4.      Faktor-faktor apa saja yang mempengaruhi terjadinya kontaminasi bakteri dalam bahan makanan?
Jawab:
Faktor-faktor yang menyebabkan kontaminasi bakteri dalam makanan dibagi menjadi 2yaitu faktor intrinsic dan faktor ekstrinsik. Faktor intrinsic merupakan penyebab pertumbuhan mikroba yang dikontrol oleh bakteri itu sendiri. Contoh faktor intrinsic tersebut adalah Ph, potensial oksidasi-reduksi, struktur fisik makanan, struktur biologis makanan, ketersediaan oksigen untuk bakteri yang ada, kandungan nutrisi, dan aktivitas air. Faktor ekstrinsik adalah faktor yang berkaitan dengan keadaan lingkungan disekitarnya. Contoh faktor ekstrinsik adlah temperature, kelembapan udara relatif, kandungan O2 dan CO2 yang ada, serta jenis dan jumlah mikroba yang ada di makanan tersebut



DAFTAR RUJUKAN
Anwar, S. 1985. Sanitasi Makanan dan Minuman pada Institusi Pendidikan Tenaga Sanitasi. Jakarta: Departemen Kesehatan RI
BPOM RI.2008. InfoPOM: Pengujian Mikrobiologi Pangan. Online. www.infoPOM.go.id. diakses pada 14 Oktober 2014.

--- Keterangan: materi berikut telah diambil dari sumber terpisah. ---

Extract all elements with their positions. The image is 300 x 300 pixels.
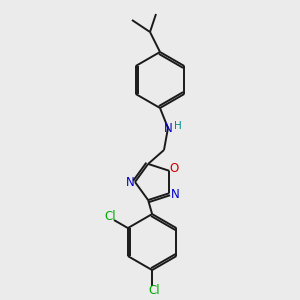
Text: N: N xyxy=(164,122,172,134)
Text: Cl: Cl xyxy=(148,284,160,297)
Text: Cl: Cl xyxy=(104,210,116,223)
Text: H: H xyxy=(174,121,182,131)
Text: N: N xyxy=(171,188,180,201)
Text: N: N xyxy=(126,176,134,190)
Text: O: O xyxy=(170,162,179,175)
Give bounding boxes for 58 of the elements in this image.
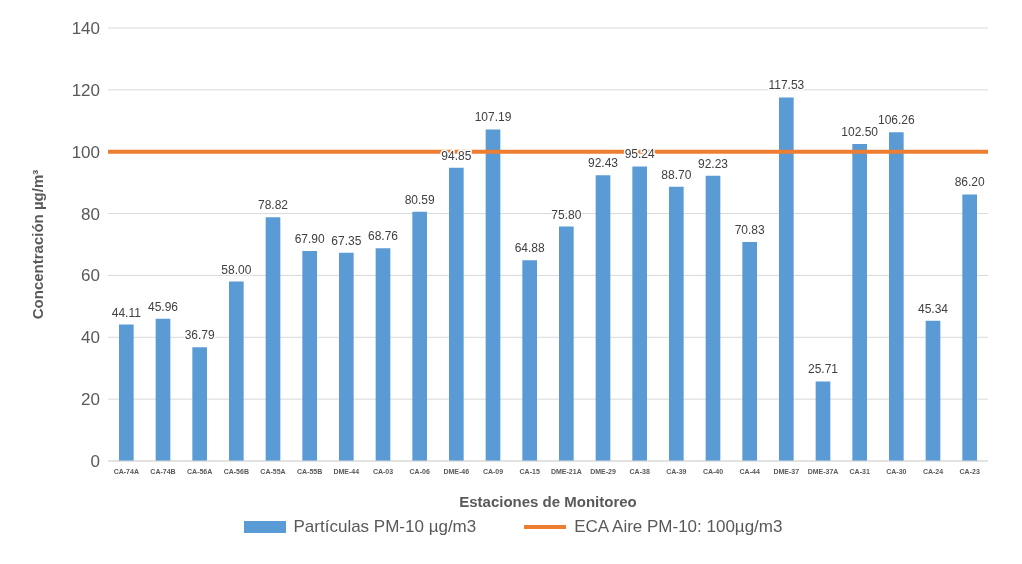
bar (119, 324, 134, 461)
bar (302, 251, 317, 461)
bar (339, 252, 354, 461)
bar (192, 347, 207, 461)
data-label: 25.71 (807, 362, 839, 377)
bar (155, 318, 171, 461)
data-label: 107.19 (474, 110, 512, 125)
data-label: 102.50 (841, 124, 879, 139)
data-label: 58.00 (221, 262, 252, 277)
bar (412, 211, 427, 461)
y-tick-label: 60 (81, 266, 100, 286)
bar (522, 260, 537, 461)
data-label: 92.23 (697, 156, 729, 171)
data-label: 36.79 (184, 328, 216, 343)
bar (669, 186, 684, 461)
data-label: 106.26 (877, 113, 916, 128)
x-axis-title: Estaciones de Monitoreo (459, 493, 637, 510)
data-label: 68.76 (367, 229, 399, 244)
data-label: 67.35 (331, 233, 362, 248)
bar (705, 175, 721, 461)
bar (925, 320, 941, 461)
data-label: 80.59 (404, 192, 436, 207)
bar (815, 381, 831, 461)
y-tick-label: 40 (81, 328, 100, 348)
bar (485, 129, 501, 461)
y-tick-label: 20 (81, 390, 100, 410)
data-label: 45.34 (917, 301, 949, 316)
bar (559, 226, 574, 461)
data-label: 67.90 (294, 231, 326, 246)
data-label: 88.70 (661, 167, 692, 182)
y-axis-title: Concentración µg/m³ (29, 169, 47, 320)
bar (449, 167, 464, 461)
bar (229, 281, 244, 461)
legend-label: ECA Aire PM-10: 100µg/m3 (574, 517, 783, 537)
bar (595, 175, 611, 461)
bar (632, 166, 647, 461)
bar (852, 143, 867, 461)
legend-label: Partículas PM-10 µg/m3 (293, 517, 477, 537)
y-tick-label: 100 (71, 142, 100, 162)
data-label: 78.82 (257, 198, 289, 213)
bar (962, 194, 977, 461)
data-label: 64.88 (514, 241, 546, 256)
y-tick-label: 0 (90, 452, 100, 472)
bar (742, 241, 757, 461)
data-label: 117.53 (768, 78, 805, 93)
bar (779, 97, 794, 461)
bar (375, 248, 391, 461)
data-label: 70.83 (734, 222, 766, 237)
data-label: 92.43 (587, 156, 619, 171)
y-tick-label: 120 (71, 80, 100, 100)
data-label: 44.11 (111, 305, 142, 320)
y-tick-label: 80 (81, 204, 100, 224)
data-label: 45.96 (147, 299, 179, 314)
bar (889, 132, 904, 461)
bar (265, 217, 281, 461)
y-tick-label: 140 (71, 19, 100, 39)
data-label: 86.20 (954, 175, 986, 190)
data-label: 75.80 (551, 207, 582, 222)
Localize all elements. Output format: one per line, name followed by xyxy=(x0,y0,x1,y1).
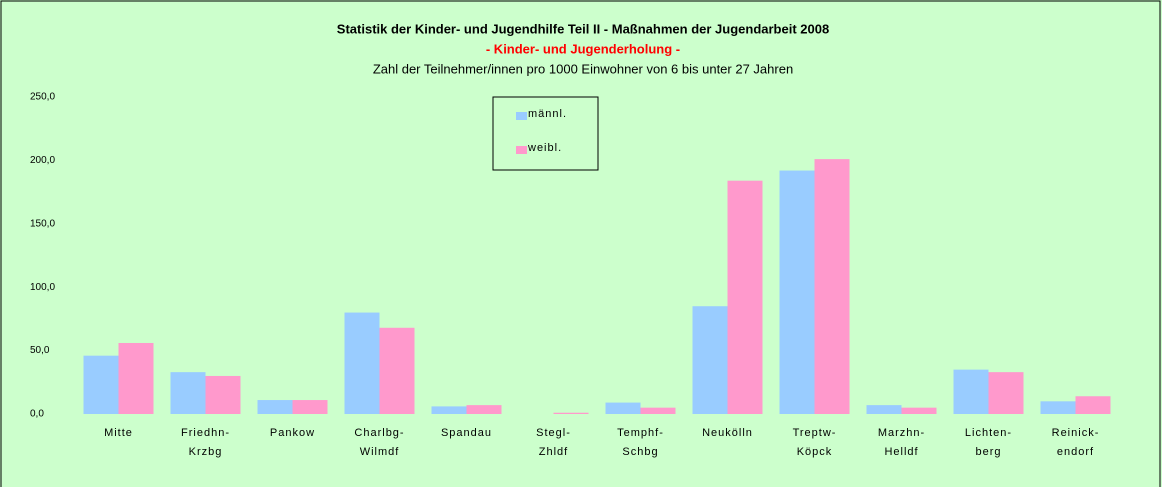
legend-label: männl. xyxy=(528,108,567,120)
bar xyxy=(727,180,763,414)
legend-swatch xyxy=(516,146,527,154)
bar xyxy=(901,407,937,414)
bar xyxy=(1075,396,1111,414)
chart-description: Zahl der Teilnehmer/innen pro 1000 Einwo… xyxy=(373,61,793,76)
bar xyxy=(692,306,728,414)
bar xyxy=(866,405,902,414)
x-tick-label: Pankow xyxy=(269,427,316,439)
bar xyxy=(605,402,641,414)
x-tick-label: Treptw- Köpck xyxy=(792,427,837,458)
x-tick-label: Lichten- berg xyxy=(964,427,1013,458)
bar xyxy=(466,405,502,414)
x-tick-label: Spandau xyxy=(440,427,493,439)
bar xyxy=(640,407,676,414)
x-tick-label: Mitte xyxy=(104,427,133,439)
x-tick-label: Stegl- Zhldf xyxy=(536,427,571,458)
bar xyxy=(779,170,815,414)
bar xyxy=(379,327,415,414)
legend-swatch xyxy=(516,112,527,120)
bar xyxy=(344,312,380,414)
chart-title: Statistik der Kinder- und Jugendhilfe Te… xyxy=(337,21,829,36)
bar xyxy=(953,369,989,414)
x-tick-label: Marzhn- Helldf xyxy=(877,427,926,458)
x-tick-label: Charlbg- Wilmdf xyxy=(354,427,405,458)
bar xyxy=(170,372,206,414)
y-tick-label: 250,0 xyxy=(30,92,55,103)
chart-subtitle: - Kinder- und Jugenderholung - xyxy=(486,41,680,56)
legend-label: weibl. xyxy=(527,142,562,154)
x-tick-label: Reinick- endorf xyxy=(1051,427,1100,458)
y-tick-label: 150,0 xyxy=(30,218,55,229)
y-tick-label: 0,0 xyxy=(30,409,44,420)
legend-box xyxy=(492,96,599,171)
bar xyxy=(1040,401,1076,414)
bar xyxy=(83,355,119,414)
bar xyxy=(257,400,293,414)
y-tick-label: 200,0 xyxy=(30,155,55,166)
x-tick-label: Friedhn- Krzbg xyxy=(181,427,230,458)
bar xyxy=(205,375,241,414)
bar xyxy=(431,406,467,414)
bar xyxy=(988,372,1024,414)
y-tick-label: 50,0 xyxy=(30,345,50,356)
x-tick-label: Neukölln xyxy=(702,427,753,439)
x-tick-label: Temphf- Schbg xyxy=(617,427,664,458)
bar xyxy=(118,342,154,414)
y-tick-label: 100,0 xyxy=(30,282,55,293)
bar xyxy=(292,400,328,414)
bar xyxy=(814,159,850,414)
bar xyxy=(553,412,589,414)
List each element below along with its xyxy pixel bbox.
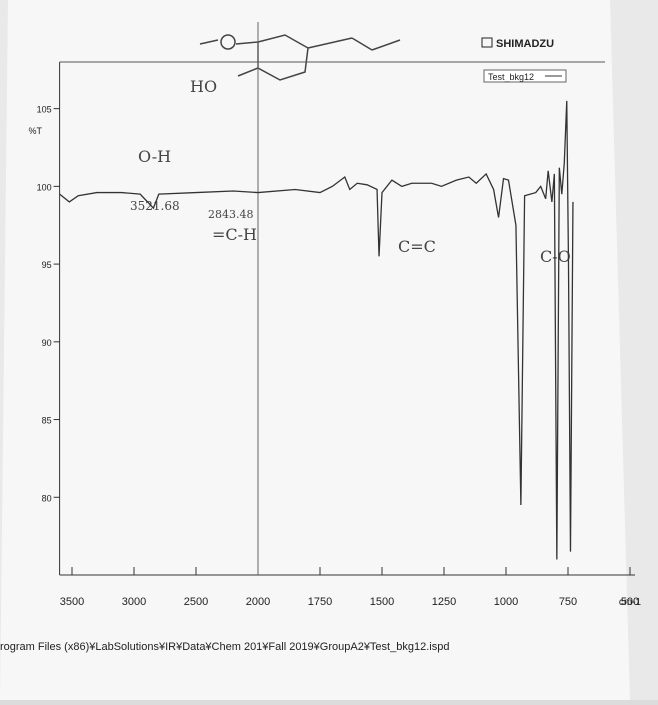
x-tick-label: 1500 — [370, 596, 394, 608]
paper — [0, 0, 630, 700]
brand: SHIMADZU — [496, 38, 554, 50]
x-tick-label: 750 — [559, 596, 577, 608]
annotation: C=C — [398, 237, 436, 256]
x-tick-label: 500 — [621, 596, 639, 608]
y-tick-label: 100 — [37, 182, 52, 192]
x-tick-label: 1000 — [494, 596, 518, 608]
y-tick-label: 80 — [42, 493, 52, 503]
legend-box — [483, 69, 567, 83]
file-path: rogram Files (x86)¥LabSolutions¥IR¥Data¥… — [0, 641, 449, 653]
x-tick-label: 2000 — [246, 596, 270, 608]
spectrum-line — [59, 100, 574, 560]
brand-logo — [481, 37, 493, 48]
legend-label: Test_bkg12 — [488, 72, 534, 82]
x-tick-label: 3000 — [122, 596, 146, 608]
y-tick-label: 85 — [42, 416, 52, 426]
y-axis-label: %T — [29, 126, 43, 136]
x-tick-label: 3500 — [60, 596, 84, 608]
y-tick-label: 90 — [42, 338, 52, 348]
y-tick-label: 105 — [37, 105, 52, 115]
x-tick-label: 1750 — [308, 596, 332, 608]
y-tick-label: 95 — [42, 260, 52, 270]
annotation: =C-H — [212, 225, 257, 244]
x-axis-label: cm-1 — [619, 597, 642, 608]
x-tick-label: 1250 — [432, 596, 456, 608]
annotation: 2843.48 — [208, 208, 254, 221]
annotation: O-H — [138, 147, 171, 166]
structure-label: HO — [190, 77, 217, 96]
x-tick-label: 2500 — [184, 596, 208, 608]
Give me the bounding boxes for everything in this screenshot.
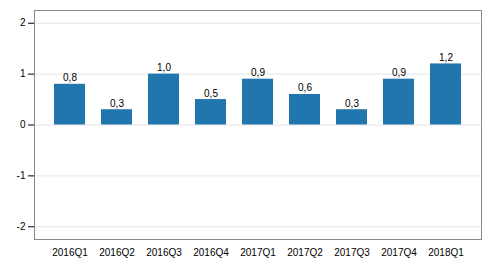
svg-text:2016Q4: 2016Q4: [193, 247, 229, 258]
svg-text:2017Q4: 2017Q4: [381, 247, 417, 258]
svg-text:1,0: 1,0: [157, 62, 171, 73]
svg-text:0: 0: [20, 119, 26, 130]
svg-text:0,3: 0,3: [345, 98, 359, 109]
svg-text:2018Q1: 2018Q1: [428, 247, 464, 258]
svg-text:0,5: 0,5: [204, 88, 218, 99]
svg-text:2017Q3: 2017Q3: [334, 247, 370, 258]
svg-text:2017Q2: 2017Q2: [287, 247, 323, 258]
svg-text:2: 2: [20, 17, 26, 28]
svg-text:0,9: 0,9: [392, 67, 406, 78]
svg-text:0,9: 0,9: [251, 67, 265, 78]
svg-text:-2: -2: [17, 221, 26, 232]
svg-text:2016Q2: 2016Q2: [99, 247, 135, 258]
svg-text:0,8: 0,8: [63, 72, 77, 83]
svg-text:2016Q3: 2016Q3: [146, 247, 182, 258]
svg-text:2016Q1: 2016Q1: [52, 247, 88, 258]
svg-text:1: 1: [20, 68, 26, 79]
svg-text:0,3: 0,3: [110, 98, 124, 109]
svg-text:1,2: 1,2: [439, 52, 453, 63]
svg-text:2017Q1: 2017Q1: [240, 247, 276, 258]
svg-text:-1: -1: [17, 170, 26, 181]
svg-text:0,6: 0,6: [298, 82, 312, 93]
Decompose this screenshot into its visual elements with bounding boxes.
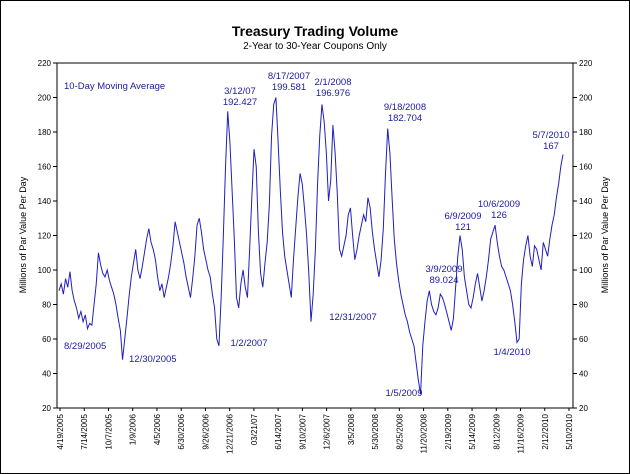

BADAN PENGAWAS OBAT DAN MAKANAN REPUBLIK INDONESIA. 2009. Penetapan Batas Maksimum Cemaran Mikroba Dan Kimia Dalam Makanan. www.infoPOM.go.id. diakses pada 14 Oktober 2014.
Departemen Kesehatan RI. 1991. Petunjuk Pemeriksaan Mikrobiologi Makanan dan Minuman. Jakarta: Depkes RI Press
Djide Natsir, 2004. Mikrobiologi Farmasi. Laboratorium Mikrobiologi Farmasi.
Makassar: Universitas Hasanuddin
Fardiaz, Srikandi. 1992. Mikrobiologi Pangan I. Jakarta: PT Gramedia Pustaka
Fardiaz, S., 1993. Analisis Mikrobiologi Pangan. Jakarta: Raja Grafindo Persada
Jutono, J. 1980.  Pedoman Praktikum Mikrobiologi Umum. Yogyakarta:
Departemen Mikrobiologi Fakultas Pertanian UGM.
Mansauda, Karlah L. R., Fatimawali & Kojong Novel .2014. Analisis Cemaran Bakteri Coliform Pada Saus Tomat Jajanan Bakso Tusuk Yang Beredar Di Manado. Pharmacon: Jurnal Ilmiah Farmasi. III(2):37-44. Online ejournal.unsrat.ac.id/index.php/pharmacon/.../4300 diakses pada 29 Oktober 2014
Waluyo, L. 2004. Mikrobiologi Umum. Malang: UMM Press.